Yes, that’s correct. It’s a sell-out. For a design competition presentation.
I suggest that we approach this development with each parts incredulity and enthusiasm. Public interest in riverfront design seems to run counter to mainstream cultural interests. No quarterback, earning $15 million per year, is involved. There’s no Fox Broadcasting talk show ranting. And, as far as I know, no tortured-soul vampires and/or werewolves are involved. Or, even flavor-of-the-moment pop singers. Consequently, it’s a little surprising that, when the Vikings struggle to avoid a television broadcast blackout, a design competition presentation sells out the Walker Art Center’s auditorium.

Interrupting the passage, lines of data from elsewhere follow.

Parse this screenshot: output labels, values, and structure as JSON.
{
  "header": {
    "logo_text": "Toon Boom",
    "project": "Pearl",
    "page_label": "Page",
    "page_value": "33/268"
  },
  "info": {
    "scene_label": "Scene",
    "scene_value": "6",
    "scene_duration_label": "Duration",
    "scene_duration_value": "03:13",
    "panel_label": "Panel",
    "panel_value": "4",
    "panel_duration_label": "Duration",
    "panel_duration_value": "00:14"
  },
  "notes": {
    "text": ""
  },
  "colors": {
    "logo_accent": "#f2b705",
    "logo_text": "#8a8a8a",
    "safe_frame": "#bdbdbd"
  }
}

Isn’t that great? It suggests what Minnesotans have known for years. We’re interested in place. We care about our communities and our state. We recognize that public resources are assets requiring investment and care; that those same assets immeasurably contribute to community prosperity.
While I certainly care about the Minneapolis riverfront’s proposed design, public interest in the competition already represents a victory. Sure, maybe it’s a little geeky and uncool, but then so am I and so are most Minnesotans.